Activation Dynamics and Immunoglobulin Evolution of Pre-existing and Newly Generated Human Memory B cell Responses to Influenza Hemagglutinin

Vaccine-induced memory B cell responses to evolving viruses like influenza A involve activation of pre-existing immunity and generation of new responses. To define the contribution of these two types of responses, we analyzed the response to H7N9 vaccination in H7N9-naive adults. We performed comprehensive comparisons at the single-cell level of the kinetics, Ig repertoire, and activation phenotype of established pre-existing memory B cells recognizing conserved epitopes and the newly generated memory B cells directed toward H7 strain-specific epitopes. The recall response to conserved epitopes on H7 HA involved a transient expansion of memory B cells with little observed adaptation. However, the B cell response to newly encountered epitopes was phenotypically distinct and generated a sustained memory population that evolved and affinity matured months after vaccination.

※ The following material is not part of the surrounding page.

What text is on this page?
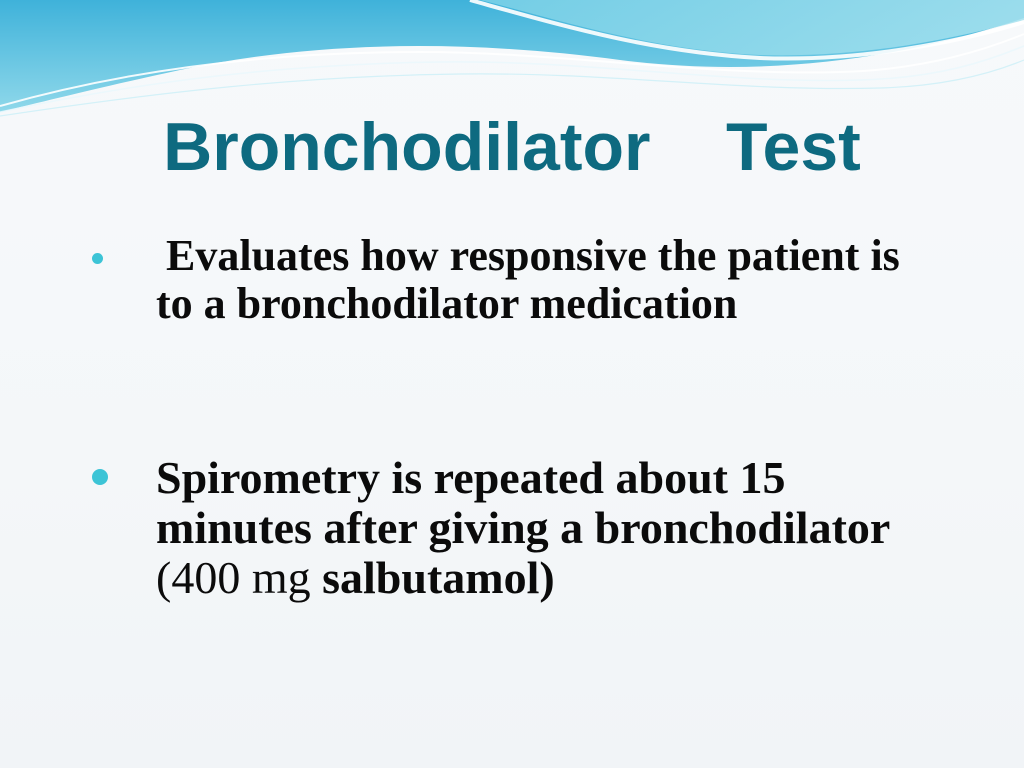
Bronchodilator    Test
Evaluates how responsive the patient is to a bronchodilator medication
Spirometry is repeated about 15 minutes after giving a bronchodilator (400 mg salbutamol)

These findings establish clear differences between newly generated and pre-existing memory B cells, highlighting the challenges in achieving long-lasting, broad protection against an ever-evolving virus. [Display omitted] •Newly generated memory B cells evolve and affinity mature over several months•Long-term pre-existing memory B cells evolve little upon re-vaccination•Newly generated memory B cells transiently become atypical, T-bethi CD21lo CD27−•T-betlo CD21hi CD27−, but not CD27+, resting memory B cells are maintained long-term Influenza vaccination occurs in the context of pre-existing immunity. Andrews et al. compare the pre-existing memory IgG B cell response recognizing conserved epitopes on influenza hemagglutinin with the newly generated response to strain-specific epitopes upon H7N9 vaccination. The differences in magnitude, phenotype, and affinity maturation between the two responses highlight the challenges in achieving long-lasting, broad protection against an ever-evolving virus.